The Minnesota Court of Appeals first addressed the September 2010 order recognizing the August 2010 satisfaction of the contract for deed. The Crandalls claim that the order’s stipulated satisfaction functioned as an assignment to them of vendors’ rights, vesting in them a fee title interest in the property. However, neither the satisfaction nor the order is an assignment. An assignment requires the grantor’s manifest intention to assign a specific right. The satisfaction of the contract for deed only releases the Crandalls from contract obligations. Further, the district court had already transferred title to the City in its July 2010 order. When the satisfaction was executed in August, the vendors had no title to transfer to the Crandalls.
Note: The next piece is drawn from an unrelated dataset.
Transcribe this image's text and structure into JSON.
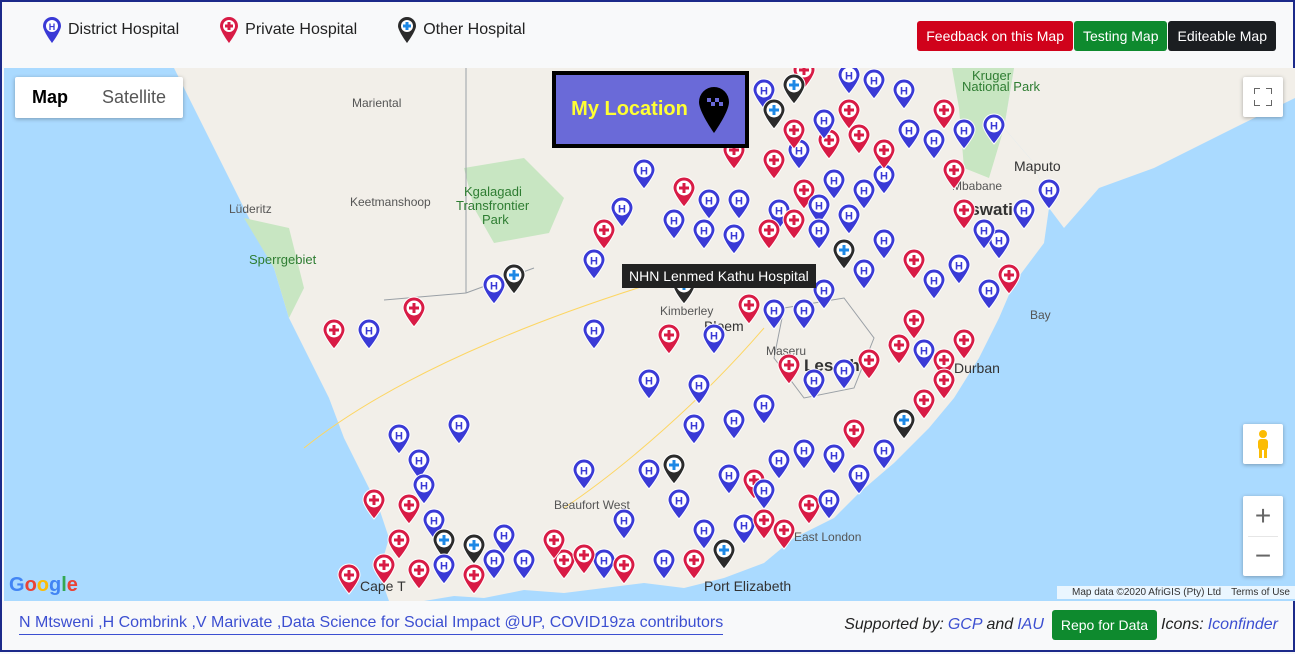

So the Minnesota Court of Appeals held that the September order did not grant vendors’ rights to or vest fee title to the property in the Crandalls.
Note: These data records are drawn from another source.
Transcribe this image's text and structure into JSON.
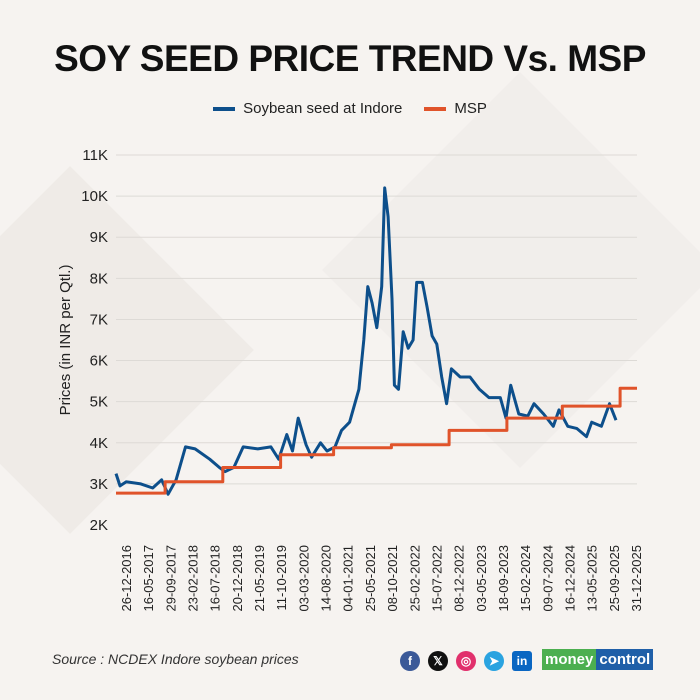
{
  "title": "SOY SEED PRICE TREND Vs. MSP",
  "source": "Source : NCDEX Indore soybean prices",
  "brand": {
    "part1": "money",
    "part2": "control"
  },
  "social_icons": [
    "facebook-icon",
    "x-icon",
    "instagram-icon",
    "telegram-icon",
    "linkedin-icon"
  ],
  "chart_data": {
    "type": "line",
    "title": "SOY SEED PRICE TREND Vs. MSP",
    "ylabel": "Prices (in INR per Qtl.)",
    "xlabel": "",
    "ylim": [
      2000,
      11000
    ],
    "yticks": [
      2000,
      3000,
      4000,
      5000,
      6000,
      7000,
      8000,
      9000,
      10000,
      11000
    ],
    "ytick_labels": [
      "2K",
      "3K",
      "4K",
      "5K",
      "6K",
      "7K",
      "8K",
      "9K",
      "10K",
      "11K"
    ],
    "xlim": [
      "2016-12-26",
      "2025-12-31"
    ],
    "xtick_labels": [
      "26-12-2016",
      "16-05-2017",
      "29-09-2017",
      "23-02-2018",
      "16-07-2018",
      "20-12-2018",
      "21-05-2019",
      "11-10-2019",
      "03-03-2020",
      "14-08-2020",
      "04-01-2021",
      "25-05-2021",
      "08-10-2021",
      "25-02-2022",
      "15-07-2022",
      "08-12-2022",
      "03-05-2023",
      "18-09-2023",
      "15-02-2024",
      "09-07-2024",
      "16-12-2024",
      "13-05-2025",
      "25-09-2025",
      "31-12-2025"
    ],
    "grid": true,
    "legend_placement": "top",
    "series": [
      {
        "name": "Soybean seed at Indore",
        "color": "#0d4f8b",
        "step": false,
        "points": [
          [
            "2016-12-26",
            3250
          ],
          [
            "2017-01-20",
            2950
          ],
          [
            "2017-03-01",
            3050
          ],
          [
            "2017-06-01",
            3000
          ],
          [
            "2017-08-15",
            2900
          ],
          [
            "2017-10-10",
            3100
          ],
          [
            "2017-11-20",
            2750
          ],
          [
            "2018-01-10",
            3100
          ],
          [
            "2018-03-10",
            3900
          ],
          [
            "2018-05-10",
            3850
          ],
          [
            "2018-08-10",
            3600
          ],
          [
            "2018-10-10",
            3400
          ],
          [
            "2018-11-15",
            3300
          ],
          [
            "2019-01-10",
            3400
          ],
          [
            "2019-03-10",
            3900
          ],
          [
            "2019-06-10",
            3850
          ],
          [
            "2019-09-01",
            3900
          ],
          [
            "2019-10-20",
            3600
          ],
          [
            "2019-12-10",
            4200
          ],
          [
            "2020-01-15",
            3800
          ],
          [
            "2020-02-20",
            4600
          ],
          [
            "2020-04-10",
            3950
          ],
          [
            "2020-05-15",
            3650
          ],
          [
            "2020-07-10",
            4000
          ],
          [
            "2020-08-20",
            3800
          ],
          [
            "2020-10-10",
            3900
          ],
          [
            "2020-11-20",
            4300
          ],
          [
            "2021-01-10",
            4500
          ],
          [
            "2021-03-10",
            5300
          ],
          [
            "2021-04-10",
            6500
          ],
          [
            "2021-05-05",
            7800
          ],
          [
            "2021-06-01",
            7400
          ],
          [
            "2021-07-01",
            6800
          ],
          [
            "2021-08-01",
            7800
          ],
          [
            "2021-08-20",
            10200
          ],
          [
            "2021-09-10",
            9500
          ],
          [
            "2021-10-05",
            7500
          ],
          [
            "2021-10-20",
            5400
          ],
          [
            "2021-11-15",
            5300
          ],
          [
            "2021-12-15",
            6700
          ],
          [
            "2022-01-15",
            6300
          ],
          [
            "2022-02-15",
            6500
          ],
          [
            "2022-03-10",
            7900
          ],
          [
            "2022-04-15",
            7900
          ],
          [
            "2022-05-15",
            7300
          ],
          [
            "2022-06-15",
            6600
          ],
          [
            "2022-07-15",
            6400
          ],
          [
            "2022-08-15",
            5600
          ],
          [
            "2022-09-15",
            4950
          ],
          [
            "2022-10-15",
            5800
          ],
          [
            "2022-12-10",
            5600
          ],
          [
            "2023-02-10",
            5600
          ],
          [
            "2023-04-10",
            5300
          ],
          [
            "2023-06-10",
            5100
          ],
          [
            "2023-08-20",
            5100
          ],
          [
            "2023-09-25",
            4600
          ],
          [
            "2023-10-25",
            5400
          ],
          [
            "2023-12-15",
            4700
          ],
          [
            "2024-02-10",
            4650
          ],
          [
            "2024-03-20",
            4950
          ],
          [
            "2024-05-20",
            4700
          ],
          [
            "2024-07-20",
            4400
          ],
          [
            "2024-08-25",
            4800
          ],
          [
            "2024-10-20",
            4400
          ],
          [
            "2024-12-15",
            4350
          ],
          [
            "2025-02-15",
            4150
          ],
          [
            "2025-03-20",
            4500
          ],
          [
            "2025-05-20",
            4400
          ],
          [
            "2025-07-10",
            4950
          ],
          [
            "2025-08-20",
            4550
          ]
        ]
      },
      {
        "name": "MSP",
        "color": "#e0532a",
        "step": true,
        "points": [
          [
            "2016-12-26",
            2775
          ],
          [
            "2017-11-01",
            3050
          ],
          [
            "2018-11-01",
            3399
          ],
          [
            "2019-11-01",
            3710
          ],
          [
            "2020-10-01",
            3880
          ],
          [
            "2021-10-01",
            3950
          ],
          [
            "2022-10-01",
            4300
          ],
          [
            "2023-10-01",
            4600
          ],
          [
            "2024-09-15",
            4892
          ],
          [
            "2025-09-15",
            5328
          ],
          [
            "2025-12-31",
            5328
          ]
        ]
      }
    ]
  }
}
Both the Crandalls and the City argue that the district court misinterpreted section 117.187, which states: “For the purposes of this section, ‘owner’ is defined as the person or entity that holds fee title to the property.” The Crandalls argued that they are entitled to minimum compensation as contract for deed vendees. Though section 117.187 is restricted to “owners,” the Crandalls claim that contract for deed vendees are still considered owners. Section 117.036, enacted at the same time as section 117.187, defines “owner” as “fee owner, contract purchaser, or business lessee who is entitled to condemnation compensation under a lease.” This section indicates that the legislature classifies fee owners and contract purchasers separately, but “contract purchaser” is not expressly defined nor is the term used elsewhere in regards to real estate. The Minnesota Court of Appeals concluded that “contract purchaser” must include contract for deed purchasers. To interpret “fee title” owner in section 117.187 to include contract for deed vendees would mean that “contract purchaser” in section 117.036 is superfluous. So it must be inferred that the legislature intended to exclude contract for deed purchasers from the scope of section 117.187. If the legislature wanted to include contract purchasers in section 117.187,  it would have included them explicitly. In fact, “fee owners” traditionally includes only those holding legal title.
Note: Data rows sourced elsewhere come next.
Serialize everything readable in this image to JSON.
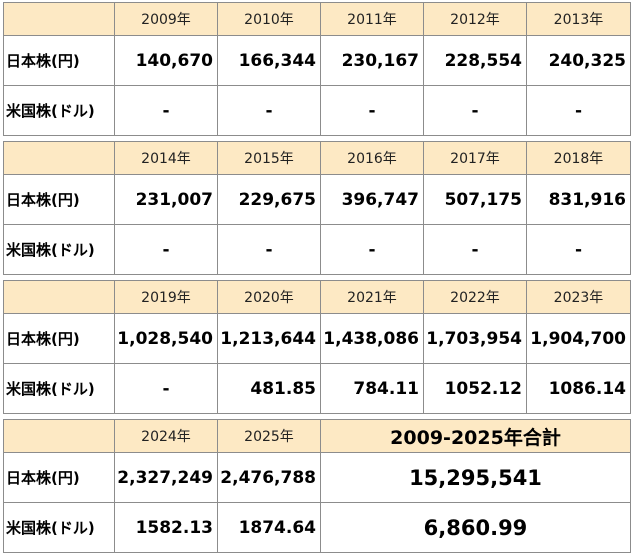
{
  "row_labels": {
    "jp": "日本株(円)",
    "us": "米国株(ドル)"
  },
  "blocks": [
    {
      "years": [
        "2009年",
        "2010年",
        "2011年",
        "2012年",
        "2013年"
      ],
      "jp": [
        "140,670",
        "166,344",
        "230,167",
        "228,554",
        "240,325"
      ],
      "us": [
        "-",
        "-",
        "-",
        "-",
        "-"
      ]
    },
    {
      "years": [
        "2014年",
        "2015年",
        "2016年",
        "2017年",
        "2018年"
      ],
      "jp": [
        "231,007",
        "229,675",
        "396,747",
        "507,175",
        "831,916"
      ],
      "us": [
        "-",
        "-",
        "-",
        "-",
        "-"
      ]
    },
    {
      "years": [
        "2019年",
        "2020年",
        "2021年",
        "2022年",
        "2023年"
      ],
      "jp": [
        "1,028,540",
        "1,213,644",
        "1,438,086",
        "1,703,954",
        "1,904,700"
      ],
      "us": [
        "-",
        "481.85",
        "784.11",
        "1052.12",
        "1086.14"
      ]
    },
    {
      "years": [
        "2024年",
        "2025年"
      ],
      "jp": [
        "2,327,249",
        "2,476,788"
      ],
      "us": [
        "1582.13",
        "1874.64"
      ]
    }
  ],
  "total": {
    "label": "2009-2025年合計",
    "jp": "15,295,541",
    "us": "6,860.99"
  }
}
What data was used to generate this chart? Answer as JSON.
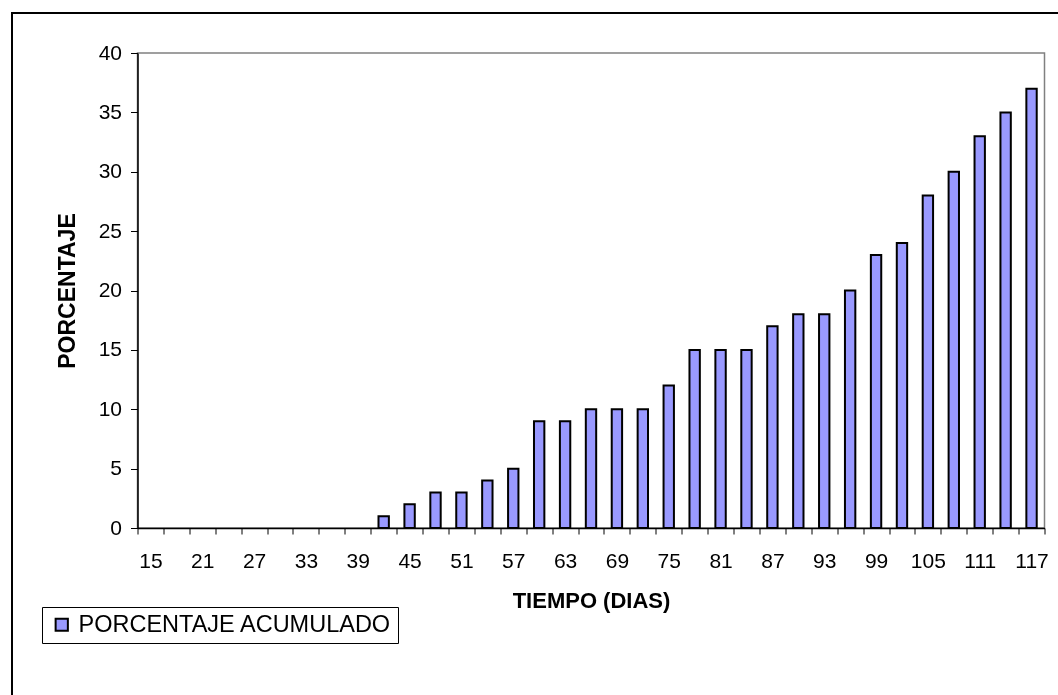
{
  "chart_data": {
    "type": "bar",
    "xlabel": "TIEMPO (DIAS)",
    "ylabel": "PORCENTAJE",
    "categories": [
      "15",
      null,
      "21",
      null,
      "27",
      null,
      "33",
      null,
      "39",
      null,
      "45",
      null,
      "51",
      null,
      "57",
      null,
      "63",
      null,
      "69",
      null,
      "75",
      null,
      "81",
      null,
      "87",
      null,
      "93",
      null,
      "99",
      null,
      "105",
      null,
      "111",
      null,
      "117"
    ],
    "series": [
      {
        "name": "PORCENTAJE ACUMULADO",
        "color": "#9999ff",
        "values": [
          null,
          null,
          null,
          null,
          null,
          null,
          null,
          null,
          null,
          1,
          2,
          3,
          3,
          4,
          5,
          9,
          9,
          10,
          10,
          10,
          12,
          15,
          15,
          15,
          17,
          18,
          18,
          20,
          23,
          24,
          28,
          30,
          33,
          35,
          37
        ]
      }
    ],
    "ylim": [
      0,
      40
    ],
    "yticks": [
      0,
      5,
      10,
      15,
      20,
      25,
      30,
      35,
      40
    ],
    "legend": "bottom left"
  }
}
Furthermore, section 507.092 states that “[n]o contract for deed or deed conveying fee title to real estate shall be recorded…” The separate specification of “contract for deed” and “deed conveying fee title” shows that the legislature does not intend for a contract for deed to include fee title. Additionally, section 117.187’s history suggests that the legislature intended to exclude contract for deed vendees. When the Eminent Domain Conference Committee added the definition of “owner” to section 117.187, committee members specifically discussed the meaning of the language at issue here.  Legislative counsel Bonnie Berezovsky asserted that “fee owner would not include a purchaser under a contract for deed.” Although the opinion of legislative counsel is not proof of legislative intent, the court found her comment persuasive as a legal explanation of what is  and is not included as an “owner” in section 117.187.

Because the Crandalls were not fee title owners entitled to minimum compensation under section 117.187, the district court erred by denying the City’s motion to exclude the Crandalls’ minimum-compensation evidence at trial. The Minnesota Court of Appeals reversed and remanded the district court’s ruling.